Weltberühmt wurde in diesem Zusammenhang der Aufruf von Oskar Maria Graf, der zu seinem Entsetzen feststellen musste, dass die Nationalsozialisten seine Bücher nicht verbrannt hatten:

[...]

Laut Berliner Börsencourier stehe ich auf der ‚weißen Autorenliste‘ des neuen Deutschlands, und alle meine Bücher, mit Ausnahme meines Hauptwerkes Wir sind Gefangene, werden empfohlen: Ich bin also dazu berufen, einer der Exponenten des ‚neuen‘ deutschen Geistes zu sein! Vergebens frage ich mich: Womit habe ich diese Schmach verdient?

[...]

Nach meinem ganzen Leben und nach meinem ganzen Schreiben habe ich das Recht, zu verlangen, dass meine Bücher der reinen Flamme des Scheiterhaufens überantwortet werden und nicht in die blutigen Hände und die verdorbenen Hirne der braunen Mordbande gelangen. Verbrennt die Werke des deutschen Geistes! Er selber wird unauslöschlich sein wie eure Schmach!

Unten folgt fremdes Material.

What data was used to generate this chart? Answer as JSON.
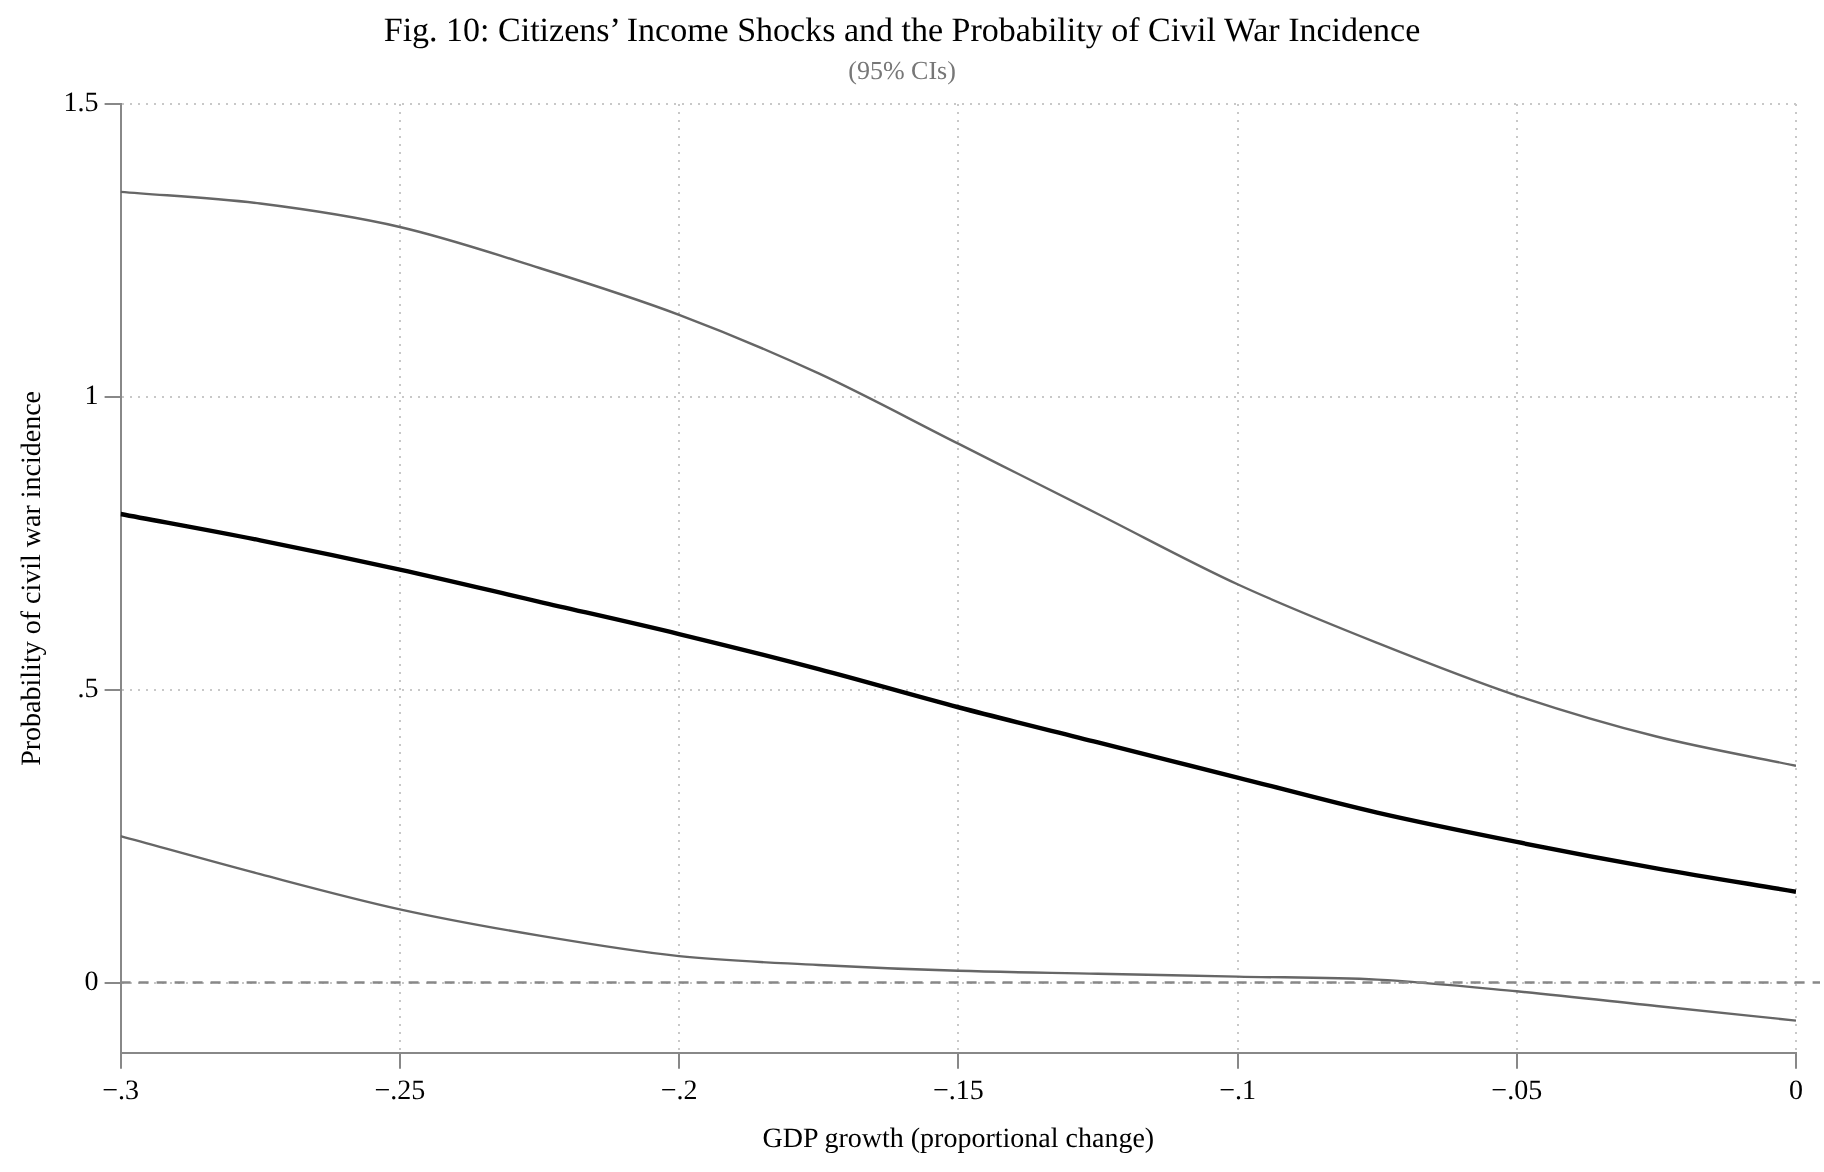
{
  "chart_data": {
    "type": "line",
    "title": "Fig. 10: Citizens’ Income Shocks and the Probability of Civil War Incidence",
    "subtitle": "(95% CIs)",
    "xlabel": "GDP growth (proportional change)",
    "ylabel": "Probability of civil war incidence",
    "x": [
      -0.3,
      -0.275,
      -0.25,
      -0.225,
      -0.2,
      -0.175,
      -0.15,
      -0.125,
      -0.1,
      -0.075,
      -0.05,
      -0.025,
      0
    ],
    "series": [
      {
        "color": "#666666",
        "values": [
          1.35,
          1.33,
          1.29,
          1.22,
          1.14,
          1.04,
          0.92,
          0.8,
          0.68,
          0.58,
          0.49,
          0.42,
          0.37
        ]
      },
      {
        "color": "#000000",
        "values": [
          0.8,
          0.755,
          0.705,
          0.65,
          0.595,
          0.535,
          0.47,
          0.41,
          0.35,
          0.29,
          0.24,
          0.195,
          0.155
        ]
      },
      {
        "color": "#666666",
        "values": [
          0.25,
          0.185,
          0.125,
          0.08,
          0.045,
          0.03,
          0.02,
          0.015,
          0.01,
          0.005,
          -0.015,
          -0.04,
          -0.065
        ]
      }
    ],
    "xlim": [
      -0.3,
      0
    ],
    "ylim": [
      -0.12,
      1.5
    ],
    "xticks": [
      {
        "value": -0.3,
        "label": "−.3"
      },
      {
        "value": -0.25,
        "label": "−.25"
      },
      {
        "value": -0.2,
        "label": "−.2"
      },
      {
        "value": -0.15,
        "label": "−.15"
      },
      {
        "value": -0.1,
        "label": "−.1"
      },
      {
        "value": -0.05,
        "label": "−.05"
      },
      0
    ],
    "yticks": [
      0,
      {
        "value": 0.5,
        "label": ".5"
      },
      1,
      1.5
    ],
    "ref_lines": [
      {
        "axis": "y",
        "value": 0,
        "color": "#888888",
        "line_style": "dashed"
      }
    ],
    "grid": true,
    "legend": false,
    "marker": "none",
    "line_style": "solid"
  }
}
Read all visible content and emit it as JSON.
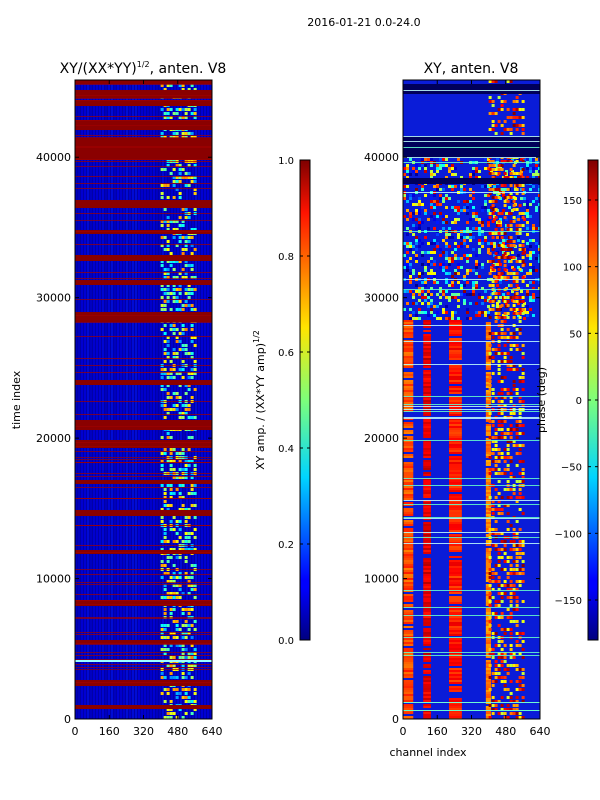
{
  "suptitle": "2016-01-21 0.0-24.0",
  "chart_data": [
    {
      "type": "heatmap",
      "title_main": "XY/(XX*YY)",
      "title_exp": "1/2",
      "title_tail": ", anten. V8",
      "xlabel": "",
      "ylabel": "time index",
      "xlim": [
        0,
        640
      ],
      "ylim": [
        0,
        45500
      ],
      "xticks": [
        0,
        160,
        320,
        480,
        640
      ],
      "yticks": [
        0,
        10000,
        20000,
        30000,
        40000
      ],
      "colorbar": {
        "label_main": "XY amp. / (XX*YY amp)",
        "label_exp": "1/2",
        "range": [
          0.0,
          1.0
        ],
        "ticks": [
          "0.0",
          "0.2",
          "0.4",
          "0.6",
          "0.8",
          "1.0"
        ],
        "tick_values": [
          0.0,
          0.2,
          0.4,
          0.6,
          0.8,
          1.0
        ]
      }
    },
    {
      "type": "heatmap",
      "title_main": "XY, anten. V8",
      "xlabel": "channel index",
      "ylabel": "",
      "xlim": [
        0,
        640
      ],
      "ylim": [
        0,
        45500
      ],
      "xticks": [
        0,
        160,
        320,
        480,
        640
      ],
      "yticks": [
        0,
        10000,
        20000,
        30000,
        40000
      ],
      "colorbar": {
        "label_main": "phase (deg)",
        "range": [
          -180,
          180
        ],
        "ticks": [
          "−150",
          "−100",
          "−50",
          "0",
          "50",
          "100",
          "150"
        ],
        "tick_values": [
          -150,
          -100,
          -50,
          0,
          50,
          100,
          150
        ]
      }
    }
  ]
}
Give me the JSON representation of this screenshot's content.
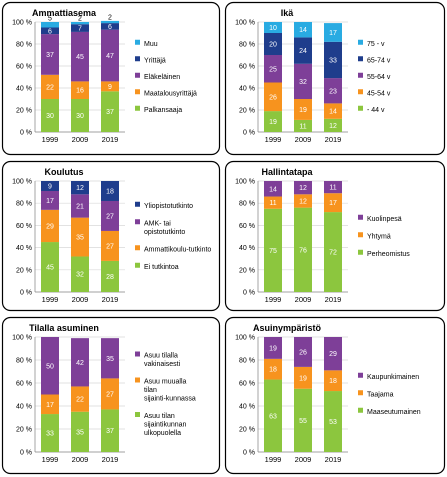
{
  "colors": {
    "green": "#8CC63E",
    "orange": "#F7931E",
    "purple": "#7E3F98",
    "navy": "#1F3D8C",
    "cyan": "#29ABE2",
    "grid": "#D9D9D9",
    "axis": "#808080"
  },
  "chart_data": [
    {
      "type": "bar",
      "stacked": true,
      "title": "Ammattiasema",
      "categories": [
        "1999",
        "2009",
        "2019"
      ],
      "ylim": [
        0,
        100
      ],
      "y_ticks": [
        "0 %",
        "20 %",
        "40 %",
        "60 %",
        "80 %",
        "100 %"
      ],
      "legend_position": "right",
      "series": [
        {
          "name": "Palkansaaja",
          "color": "#8CC63E",
          "values": [
            30,
            30,
            37
          ]
        },
        {
          "name": "Maatalousyrittäjä",
          "color": "#F7931E",
          "values": [
            22,
            16,
            9
          ]
        },
        {
          "name": "Eläkeläinen",
          "color": "#7E3F98",
          "values": [
            37,
            45,
            47
          ]
        },
        {
          "name": "Yrittäjä",
          "color": "#1F3D8C",
          "values": [
            6,
            7,
            6
          ]
        },
        {
          "name": "Muu",
          "color": "#29ABE2",
          "values": [
            5,
            2,
            2
          ]
        }
      ]
    },
    {
      "type": "bar",
      "stacked": true,
      "title": "Ikä",
      "categories": [
        "1999",
        "2009",
        "2019"
      ],
      "ylim": [
        0,
        100
      ],
      "y_ticks": [
        "0 %",
        "20 %",
        "40 %",
        "60 %",
        "80 %",
        "100 %"
      ],
      "legend_position": "right",
      "series": [
        {
          "name": "- 44 v",
          "color": "#8CC63E",
          "values": [
            19,
            11,
            12
          ]
        },
        {
          "name": "45-54 v",
          "color": "#F7931E",
          "values": [
            26,
            19,
            14
          ]
        },
        {
          "name": "55-64 v",
          "color": "#7E3F98",
          "values": [
            25,
            32,
            23
          ]
        },
        {
          "name": "65-74 v",
          "color": "#1F3D8C",
          "values": [
            20,
            24,
            33
          ]
        },
        {
          "name": "75 - v",
          "color": "#29ABE2",
          "values": [
            10,
            14,
            17
          ]
        }
      ]
    },
    {
      "type": "bar",
      "stacked": true,
      "title": "Koulutus",
      "categories": [
        "1999",
        "2009",
        "2019"
      ],
      "ylim": [
        0,
        100
      ],
      "y_ticks": [
        "0 %",
        "20 %",
        "40 %",
        "60 %",
        "80 %",
        "100 %"
      ],
      "legend_position": "right",
      "series": [
        {
          "name": "Ei tutkintoa",
          "color": "#8CC63E",
          "values": [
            45,
            32,
            28
          ]
        },
        {
          "name": "Ammattikoulu-tutkinto",
          "color": "#F7931E",
          "values": [
            29,
            35,
            27
          ]
        },
        {
          "name": "AMK- tai opistotutkinto",
          "color": "#7E3F98",
          "values": [
            17,
            21,
            27
          ]
        },
        {
          "name": "Yliopistotutkinto",
          "color": "#1F3D8C",
          "values": [
            9,
            12,
            18
          ]
        }
      ]
    },
    {
      "type": "bar",
      "stacked": true,
      "title": "Hallintatapa",
      "categories": [
        "1999",
        "2009",
        "2019"
      ],
      "ylim": [
        0,
        100
      ],
      "y_ticks": [
        "0 %",
        "20 %",
        "40 %",
        "60 %",
        "80 %",
        "100 %"
      ],
      "legend_position": "right",
      "series": [
        {
          "name": "Perheomistus",
          "color": "#8CC63E",
          "values": [
            75,
            76,
            72
          ]
        },
        {
          "name": "Yhtymä",
          "color": "#F7931E",
          "values": [
            11,
            12,
            17
          ]
        },
        {
          "name": "Kuolinpesä",
          "color": "#7E3F98",
          "values": [
            14,
            12,
            11
          ]
        }
      ]
    },
    {
      "type": "bar",
      "stacked": true,
      "title": "Tilalla asuminen",
      "categories": [
        "1999",
        "2009",
        "2019"
      ],
      "ylim": [
        0,
        100
      ],
      "y_ticks": [
        "0 %",
        "20 %",
        "40 %",
        "60 %",
        "80 %",
        "100 %"
      ],
      "legend_position": "right",
      "series": [
        {
          "name": "Asuu tilan sijaintikunnan ulkopuolella",
          "color": "#8CC63E",
          "values": [
            33,
            35,
            37
          ]
        },
        {
          "name": "Asuu muualla tilan sijainti-kunnassa",
          "color": "#F7931E",
          "values": [
            17,
            22,
            27
          ]
        },
        {
          "name": "Asuu tilalla vakinaisesti",
          "color": "#7E3F98",
          "values": [
            50,
            42,
            35
          ]
        }
      ]
    },
    {
      "type": "bar",
      "stacked": true,
      "title": "Asuinympäristö",
      "categories": [
        "1999",
        "2009",
        "2019"
      ],
      "ylim": [
        0,
        100
      ],
      "y_ticks": [
        "0 %",
        "20 %",
        "40 %",
        "60 %",
        "80 %",
        "100 %"
      ],
      "legend_position": "right",
      "series": [
        {
          "name": "Maaseutumainen",
          "color": "#8CC63E",
          "values": [
            63,
            55,
            53
          ]
        },
        {
          "name": "Taajama",
          "color": "#F7931E",
          "values": [
            18,
            19,
            18
          ]
        },
        {
          "name": "Kaupunkimainen",
          "color": "#7E3F98",
          "values": [
            19,
            26,
            29
          ]
        }
      ]
    }
  ]
}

(Oskar Maria Graf: Unter Vorzensur. Arbeiter-Zeitung. Zentralorgan der Sozialdemokratie Deutschösterreichs. Nr. 130. Wien, 12. Mai 1933, 46. Jahrgang)

Oskar Maria Grafs Aufruf beeindruckte einen anderen deutschen Dichter so sehr, dass er ein Gedicht dazu verfasste:

Als das Regime befahl, Bücher mit schädlichem Wissen
Öffentlich zu verbrennen, und allenthalben
Ochsen gezwungen wurden, Karren mit Büchern
Zu den Scheiterhaufen zu ziehen, entdeckte
Ein verjagter Dichter, einer der besten, die Liste der
Verbrannten studierend, entsetzt, daß seine
Bücher vergessen waren. Er eilte zum Schreibtisch
Zornbeflügelt, und schrieb einen Brief an die Machthaber.
Verbrennt mich! [...]

(Bertolt Brecht: Die Bücherverbrennung. In: Die Gedichte von Bertolt Brecht in einem Band. Suhrkamp Verlag, Frankfurt am Main 1999, S. 694)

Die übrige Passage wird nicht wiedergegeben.